- Promotional release poster
- Directed by: Bruno Murtinho
- Written by: Leonardo Gudel; Bruno Murtinho;
- Produced by: Leonardo Edde
- Starring: Dona Onete; Manoel Cordeiro; Sebastião Tapajós; Albery Albuquerque; Mestre Damasceno; Waldo Squash; Paulo André Barata; MG Calibre; Gina Lobrista;
- Cinematography: Jacques Cheuiche
- Production company: Urca Filmes
- Distributed by: Pagu Pictures [pt]
- Release dates: November 2018 (Festival do Rio); 6 June 2019 (Brazil);
- Running time: 85 minutes
- Country: Brazil
- Language: Portuguese

= Amazônia Groove =

2018 Brazilian documentary film

Amazônia Groove is a 2018 Brazilian documentary film about the music of northern Brazil and the Amazon region of South America. Directed and co-written by Bruno Murtinho, the film premiered at the Rio de Janeiro International Film Festival (Festival do Rio) in November 2018. It was released theatrically in Brazil on 6 June 2019.

==Synopsis==
Amazônia Groove showcases musicians living in northern Brazil—including the state of Pará—in and around the region known as the Amazon basin, in South America. Among the musicians featured are singer and composer Dona Onete; rapper MG Caliber; guitarist Manoel Cordeiro; singer-songwriter Mestre Damasceno; singer Gina Lobrista; DJ and musician Waldo Squash; and guitarist Sebastião Tapajós.

==Production==
According to director Bruno Murtinho, Amazônia Groove was conceived by a South American music producer who sent Murtinho MP3 files of music originating from the Amazon region. A fan of music videos produced by Murtinho, the music producer suggested that Murtinho write and direct a documentary about musicians in and around Brazil.

==Release and reception==
Amazônia Groove had its premiere at the Rio de Janeiro International Film Festival (Festival do Rio) in November 2018. In March 2019, it screened at the South by Southwest Film Festival in Austin, Texas, United States, where it won the ZEISS Cinematography Award.

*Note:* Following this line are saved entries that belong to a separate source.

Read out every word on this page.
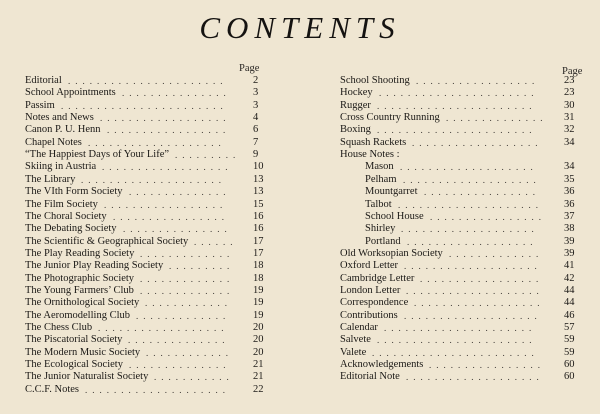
CONTENTS
Page
Editorial	2
......................
School Appointments	3
...............
Passim	3
.......................
Notes and News	4
..................
Canon P. U. Henn	6
.................
Chapel Notes	7
...................
“The Happiest Days of Your Life”	9
.........
Skiing in Austria	10
..................
The Library	13
....................
The VIth Form Society	13
..............
The Film Society	15
.................
The Choral Society	16
................
The Debating Society	16
...............
The Scientific & Geographical Society	17
......
The Play Reading Society	17
.............
The Junior Play Reading Society	18
.........
The Photographic Society	18
.............
The Young Farmers’ Club	19
.............
The Ornithological Society	19
............
The Aeromodelling Club	19
.............
The Chess Club	20
..................
The Piscatorial Society	20
..............
The Modern Music Society	20
............
The Ecological Society	21
..............
The Junior Naturalist Society	21
...........
C.C.F. Notes	22
....................
Page
School Shooting	23
.................
Hockey	23
......................
Rugger	30
......................
Cross Country Running	31
..............
Boxing	32
......................
Squash Rackets	34
..................
House Notes :
Mason	34
...................
Pelham	35
...................
Mountgarret	36
................
Talbot	36
....................
School House	37
................
Shirley	38
...................
Portland	39
..................
Old Worksopian Society	39
.............
Oxford Letter	41
...................
Cambridge Letter	42
.................
London Letter	44
...................
Correspondence	44
..................
Contributions	46
...................
Calendar	57
.....................
Salvete	59
......................
Valete	59
.......................
Acknowledgements	60
................
Editorial Note	60
...................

Amazônia Groove received a theatrical release in Brazil on 6 June 2019.

Sérgio Alpendre of Folha de S.Paulo gave the film a score of three out of five stars. Michael King of The Austin Chronicle commended the range of genres showcased in the film; he wrote that, "the various performances are brief but often magical," and that Murtinho's "vivid recapitulation of a few evocative musical genres of the region inevitably leaves a viewer thirsting for more."